The single-player modes include “battlefield survivor.” It’s a bullet heaven mode, fighting in a compact moment. You can do a military exercise where you can test your heroes and builds and tactics as you take a hill or something like it. You can also engage in “island tactics,” which is akin to an autochess experience, as well as “lost borderland.”
“If you press luck and go one step too far, you may lose everything,” TiMi devs said, in our briefing.
There are collections of heroes where you can play as famous figures from history who have influenced the ages. You can engage in fishing if you like, as a kind of mini game, as you go about gathering resources. You can also train your troops and level them up to get more power. A given land can have thousands of different lords, which each lord being a human player. Getting thousands of human players into one game, such as a Siege, is a pretty amazing achievement.

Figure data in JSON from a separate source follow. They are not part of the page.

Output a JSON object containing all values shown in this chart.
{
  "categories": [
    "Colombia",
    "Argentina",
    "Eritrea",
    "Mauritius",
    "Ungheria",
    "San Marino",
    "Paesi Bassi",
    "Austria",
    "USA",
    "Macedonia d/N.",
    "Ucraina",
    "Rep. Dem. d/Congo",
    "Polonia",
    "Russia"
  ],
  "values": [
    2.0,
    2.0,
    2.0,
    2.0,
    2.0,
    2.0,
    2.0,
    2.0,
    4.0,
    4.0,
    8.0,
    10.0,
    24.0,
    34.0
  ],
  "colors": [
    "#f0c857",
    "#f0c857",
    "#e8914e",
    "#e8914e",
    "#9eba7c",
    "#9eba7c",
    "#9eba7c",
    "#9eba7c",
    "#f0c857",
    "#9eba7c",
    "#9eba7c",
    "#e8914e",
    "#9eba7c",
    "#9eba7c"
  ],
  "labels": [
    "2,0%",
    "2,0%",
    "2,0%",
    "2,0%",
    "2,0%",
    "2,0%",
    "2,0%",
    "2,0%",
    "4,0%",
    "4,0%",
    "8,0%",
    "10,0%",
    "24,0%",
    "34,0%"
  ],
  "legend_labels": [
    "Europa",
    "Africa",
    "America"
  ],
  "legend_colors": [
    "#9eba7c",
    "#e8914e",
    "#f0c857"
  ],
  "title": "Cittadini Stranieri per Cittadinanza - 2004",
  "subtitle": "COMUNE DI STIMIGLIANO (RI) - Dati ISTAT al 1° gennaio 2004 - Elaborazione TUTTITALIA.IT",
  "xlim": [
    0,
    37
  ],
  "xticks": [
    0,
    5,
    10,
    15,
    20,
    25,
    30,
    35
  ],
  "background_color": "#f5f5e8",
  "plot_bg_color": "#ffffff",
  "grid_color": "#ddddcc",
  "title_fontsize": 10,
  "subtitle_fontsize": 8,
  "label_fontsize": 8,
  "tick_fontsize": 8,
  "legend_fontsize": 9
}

Each civilization and city will have distinct architecture. And every faction will have its own advantages and disadvantages in battle or resource production. You can see things like the wind blowing things around. It’s like triple-A graphics on mobile.
You can use trebuchets, which are giant rock throwers like catapults on steroids. An alliance can be huge numbers of players, or as small as 16. You can zoom in on the action and see some amazing details. It’s a new frontier for Age of Empires.